Ain't In It For My Health

Ain't In It For My Health
Album ∙ Traditional Country ∙ 2025
Zach Top
The speed and suddenness of Zach Top’s rise to stardom isn’t lost on him. The country sensation’s debut album, 2024’s Cold Beer & Country Music, earned Top an ever-growing legion of fans, who love the Washington-born singer-songwriter’s traditionally informed, ’90s-tinged sound and his undeniable chops as a singer and player. On this sophomore outing, Top loosens up his approach, dipping into the sunny sounds of Jimmy Buffett and Kenny Chesney while celebrating living the life he’d dreamed of as an aspiring singer-songwriter. “With this record, it’s like I’ve lived a little more, and so I have a little more to say,” Top tells Apple Music. “There’s just a little more depth to it, I think. It goes a couple layers deeper than the first record, which I love and I’m very proud of it. But I think there’s more meat on the bone with Ain’t In It for My Health.”
Lead single “Good Times & Tan Lines” splits the difference between Buffett’s beachiness and Alan Jackson’s no-frills twang, with blessedly traditional production from Top’s longtime collaborator Carson Chamberlain that puts fiddle and steel front and center. Other highlights include the tequila-soaked heartbreaker “Flip--Flop,” which shows off Top’s playful sense of humor, and closing track “Honky Tonk Till It Hurts,” a love letter to country music with shades of ZZ Top (no relation). Below, Top shares insight into a few key tracks.
“Between the Ditches”
“My parents have been very supportive, but definitely aren’t shy about telling me I’m being an idiot if I’m being an idiot. So, there’s that. I’m close with all my siblings, and very thankful to have good relationships with all of my family. Then I’ve got some good old friends that knew me before, who haven’t changed their attitude toward me because of any sort of success and whatnot.”
“Flip--Flop”
“With anything that’s kind of like a goofy song, it is a fine line where it starts to get way off into cornball/cheese world. So [I like] having a song that actually says a little something still but can have that humor. I’m very sarcastic, try to be funny, cutting up, joking all the time.”
“South of Sanity”
“I played a couple shows with Red Clay Strays. We’d already done our show and they were going on after us, and I was supposed to go up and do a song with them.

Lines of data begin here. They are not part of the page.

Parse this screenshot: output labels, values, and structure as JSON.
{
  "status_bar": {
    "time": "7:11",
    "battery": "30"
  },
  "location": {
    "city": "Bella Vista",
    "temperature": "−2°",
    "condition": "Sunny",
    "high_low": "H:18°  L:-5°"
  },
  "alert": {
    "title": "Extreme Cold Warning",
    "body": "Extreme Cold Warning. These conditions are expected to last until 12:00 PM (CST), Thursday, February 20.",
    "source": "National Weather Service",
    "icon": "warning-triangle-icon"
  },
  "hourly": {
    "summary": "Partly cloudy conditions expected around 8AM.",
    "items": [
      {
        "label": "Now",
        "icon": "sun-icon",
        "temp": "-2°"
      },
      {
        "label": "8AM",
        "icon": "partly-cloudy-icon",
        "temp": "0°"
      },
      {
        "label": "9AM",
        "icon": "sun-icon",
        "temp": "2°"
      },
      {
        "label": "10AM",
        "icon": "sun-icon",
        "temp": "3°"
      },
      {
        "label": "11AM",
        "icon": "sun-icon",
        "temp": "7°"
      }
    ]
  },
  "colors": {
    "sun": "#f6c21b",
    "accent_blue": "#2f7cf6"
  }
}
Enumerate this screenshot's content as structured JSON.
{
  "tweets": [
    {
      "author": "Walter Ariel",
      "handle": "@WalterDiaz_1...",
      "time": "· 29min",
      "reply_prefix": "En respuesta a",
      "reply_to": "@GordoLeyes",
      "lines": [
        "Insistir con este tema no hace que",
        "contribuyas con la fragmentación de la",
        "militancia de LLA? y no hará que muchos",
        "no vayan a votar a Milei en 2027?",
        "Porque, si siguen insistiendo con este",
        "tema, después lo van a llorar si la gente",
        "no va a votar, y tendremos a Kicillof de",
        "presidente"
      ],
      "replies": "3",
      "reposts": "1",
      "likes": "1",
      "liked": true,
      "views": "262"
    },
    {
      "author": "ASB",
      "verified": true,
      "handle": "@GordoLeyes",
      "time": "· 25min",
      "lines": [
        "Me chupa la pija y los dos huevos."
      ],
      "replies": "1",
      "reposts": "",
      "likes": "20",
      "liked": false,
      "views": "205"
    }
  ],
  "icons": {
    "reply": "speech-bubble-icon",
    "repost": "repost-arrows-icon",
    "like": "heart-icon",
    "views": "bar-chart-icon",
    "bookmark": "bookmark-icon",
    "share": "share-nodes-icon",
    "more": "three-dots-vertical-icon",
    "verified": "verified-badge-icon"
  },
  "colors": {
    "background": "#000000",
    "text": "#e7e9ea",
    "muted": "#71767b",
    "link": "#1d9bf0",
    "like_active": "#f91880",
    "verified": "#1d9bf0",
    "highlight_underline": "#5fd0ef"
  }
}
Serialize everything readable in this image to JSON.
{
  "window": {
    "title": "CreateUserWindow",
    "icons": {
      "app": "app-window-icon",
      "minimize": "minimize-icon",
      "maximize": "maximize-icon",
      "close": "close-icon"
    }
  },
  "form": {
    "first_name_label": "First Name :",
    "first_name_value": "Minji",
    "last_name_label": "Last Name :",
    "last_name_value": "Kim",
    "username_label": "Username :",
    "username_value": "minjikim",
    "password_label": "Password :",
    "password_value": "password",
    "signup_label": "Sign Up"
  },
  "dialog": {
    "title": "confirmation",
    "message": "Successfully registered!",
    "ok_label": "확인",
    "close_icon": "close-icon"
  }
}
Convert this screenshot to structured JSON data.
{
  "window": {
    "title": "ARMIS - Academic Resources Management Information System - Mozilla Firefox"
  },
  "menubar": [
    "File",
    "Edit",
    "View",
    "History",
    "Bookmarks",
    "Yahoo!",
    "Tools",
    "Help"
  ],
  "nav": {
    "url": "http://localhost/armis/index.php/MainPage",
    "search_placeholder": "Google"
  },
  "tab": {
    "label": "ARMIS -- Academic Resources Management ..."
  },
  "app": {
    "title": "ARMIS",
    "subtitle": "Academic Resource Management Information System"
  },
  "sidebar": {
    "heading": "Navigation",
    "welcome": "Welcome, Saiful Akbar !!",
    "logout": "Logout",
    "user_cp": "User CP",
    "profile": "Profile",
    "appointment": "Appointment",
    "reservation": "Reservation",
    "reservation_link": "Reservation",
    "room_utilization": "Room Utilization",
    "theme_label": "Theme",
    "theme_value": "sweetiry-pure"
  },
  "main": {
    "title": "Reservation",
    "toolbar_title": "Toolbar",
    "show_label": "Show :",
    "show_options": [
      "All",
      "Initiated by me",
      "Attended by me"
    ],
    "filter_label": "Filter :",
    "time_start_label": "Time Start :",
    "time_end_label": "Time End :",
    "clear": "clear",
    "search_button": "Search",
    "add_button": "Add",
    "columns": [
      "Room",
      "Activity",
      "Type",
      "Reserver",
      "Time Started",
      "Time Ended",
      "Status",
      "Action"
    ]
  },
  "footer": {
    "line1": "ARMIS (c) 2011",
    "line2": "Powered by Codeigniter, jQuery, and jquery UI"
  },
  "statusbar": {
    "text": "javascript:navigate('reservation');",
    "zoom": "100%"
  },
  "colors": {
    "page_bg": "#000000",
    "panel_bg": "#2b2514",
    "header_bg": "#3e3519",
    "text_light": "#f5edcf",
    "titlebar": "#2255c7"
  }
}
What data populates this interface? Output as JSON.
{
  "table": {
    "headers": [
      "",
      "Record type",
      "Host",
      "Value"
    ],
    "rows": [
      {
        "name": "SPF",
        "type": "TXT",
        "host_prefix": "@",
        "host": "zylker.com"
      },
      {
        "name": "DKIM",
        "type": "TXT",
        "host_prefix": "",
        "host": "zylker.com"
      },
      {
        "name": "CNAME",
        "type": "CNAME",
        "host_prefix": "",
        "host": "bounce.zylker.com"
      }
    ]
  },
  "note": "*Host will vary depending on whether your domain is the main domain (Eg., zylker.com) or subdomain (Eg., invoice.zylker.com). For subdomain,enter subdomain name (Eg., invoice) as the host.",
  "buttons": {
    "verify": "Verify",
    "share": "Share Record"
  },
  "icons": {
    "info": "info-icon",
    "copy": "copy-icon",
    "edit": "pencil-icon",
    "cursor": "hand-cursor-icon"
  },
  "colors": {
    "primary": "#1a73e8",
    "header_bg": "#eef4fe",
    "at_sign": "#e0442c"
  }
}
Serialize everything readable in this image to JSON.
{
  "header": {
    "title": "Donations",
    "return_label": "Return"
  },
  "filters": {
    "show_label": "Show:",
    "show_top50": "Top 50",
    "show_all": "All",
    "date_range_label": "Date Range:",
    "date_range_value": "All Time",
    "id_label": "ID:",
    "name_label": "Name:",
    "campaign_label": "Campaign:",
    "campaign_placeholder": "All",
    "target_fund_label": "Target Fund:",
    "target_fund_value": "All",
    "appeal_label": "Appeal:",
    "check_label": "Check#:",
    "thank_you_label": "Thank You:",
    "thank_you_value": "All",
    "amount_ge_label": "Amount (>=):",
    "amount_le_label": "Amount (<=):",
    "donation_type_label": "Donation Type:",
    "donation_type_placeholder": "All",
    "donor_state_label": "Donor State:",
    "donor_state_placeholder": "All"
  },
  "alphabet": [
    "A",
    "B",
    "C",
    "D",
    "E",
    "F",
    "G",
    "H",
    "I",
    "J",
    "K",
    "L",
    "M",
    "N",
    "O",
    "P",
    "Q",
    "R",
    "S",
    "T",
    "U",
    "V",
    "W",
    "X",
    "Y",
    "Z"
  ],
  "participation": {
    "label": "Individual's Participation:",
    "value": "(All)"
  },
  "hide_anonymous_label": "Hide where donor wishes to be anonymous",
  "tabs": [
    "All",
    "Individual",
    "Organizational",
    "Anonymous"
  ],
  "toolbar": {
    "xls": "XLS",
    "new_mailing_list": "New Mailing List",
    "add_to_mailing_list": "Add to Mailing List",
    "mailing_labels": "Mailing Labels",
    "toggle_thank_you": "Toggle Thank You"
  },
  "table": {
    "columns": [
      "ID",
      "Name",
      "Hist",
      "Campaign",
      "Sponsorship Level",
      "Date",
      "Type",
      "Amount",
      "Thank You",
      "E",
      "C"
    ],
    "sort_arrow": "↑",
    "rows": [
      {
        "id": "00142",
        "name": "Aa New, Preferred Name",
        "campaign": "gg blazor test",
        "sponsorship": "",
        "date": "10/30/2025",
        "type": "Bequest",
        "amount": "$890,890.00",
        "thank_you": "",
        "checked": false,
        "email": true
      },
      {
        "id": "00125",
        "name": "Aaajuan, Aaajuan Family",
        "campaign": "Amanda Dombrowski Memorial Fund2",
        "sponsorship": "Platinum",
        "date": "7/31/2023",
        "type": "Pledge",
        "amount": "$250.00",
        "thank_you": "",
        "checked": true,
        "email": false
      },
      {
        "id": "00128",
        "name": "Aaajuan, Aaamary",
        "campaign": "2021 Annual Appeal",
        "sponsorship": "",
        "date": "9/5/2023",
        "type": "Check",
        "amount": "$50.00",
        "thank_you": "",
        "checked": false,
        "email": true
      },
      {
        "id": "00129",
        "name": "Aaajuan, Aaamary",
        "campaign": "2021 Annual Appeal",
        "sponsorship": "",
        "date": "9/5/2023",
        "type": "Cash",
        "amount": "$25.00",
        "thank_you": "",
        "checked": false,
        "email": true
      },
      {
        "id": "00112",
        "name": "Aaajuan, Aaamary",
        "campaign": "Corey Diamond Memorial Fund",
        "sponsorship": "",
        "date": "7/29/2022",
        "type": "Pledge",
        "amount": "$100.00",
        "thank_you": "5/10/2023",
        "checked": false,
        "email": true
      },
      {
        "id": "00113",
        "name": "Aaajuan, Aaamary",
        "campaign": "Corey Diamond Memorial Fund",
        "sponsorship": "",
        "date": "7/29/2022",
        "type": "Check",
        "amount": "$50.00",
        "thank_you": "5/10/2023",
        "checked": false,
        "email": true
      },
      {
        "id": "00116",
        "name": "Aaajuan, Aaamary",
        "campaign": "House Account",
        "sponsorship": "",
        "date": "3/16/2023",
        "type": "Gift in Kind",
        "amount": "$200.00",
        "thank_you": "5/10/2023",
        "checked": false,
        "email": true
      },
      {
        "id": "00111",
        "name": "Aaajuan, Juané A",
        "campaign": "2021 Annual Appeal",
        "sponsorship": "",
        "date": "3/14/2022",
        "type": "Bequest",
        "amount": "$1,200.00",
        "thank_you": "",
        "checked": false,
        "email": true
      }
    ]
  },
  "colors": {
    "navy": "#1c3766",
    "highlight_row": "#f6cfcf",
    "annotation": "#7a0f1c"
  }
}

I got a call with some bad news and I was sitting over on the side of the stage or standing in the wings, one song left, and then I was going out, and I’m trying not to bawl my eyes out. Then it’s like, ‘Put your phone back in your pocket, take a drag on a cigarette, and let’s go sing.’ Where it started, I had a marriage that didn’t work out. When I first moved here I was married, and yeah, I messed that up. So that’s part of that song too.”
“Lovin’ the Wrong Things”
“When you’re dreaming about [making] it, you’re just thinking about the bright lights and the thousands of people that are out there. And that’s such a small fraction of the actual work. Your schedule can get out of hand, you can get run into the ground and worn out and then start looking for a way to cope with it, I guess. A lot of times there’s a lot of options that aren’t necessarily terribly healthy. Free drinks all night up on the stage until you realize it don’t help you sing and play. I think that’s a perfect representation of, I assume, what I feel like a lot of young artists do. They catch a little success, then all of a sudden it’s like, ‘Holy cow, we’re lit. There’s no rules. It’s wide open. Just go hog wild. Go crazy.’ Then that can damage the thing that got you that little bit of success in the first place, which is rather short-sighted.”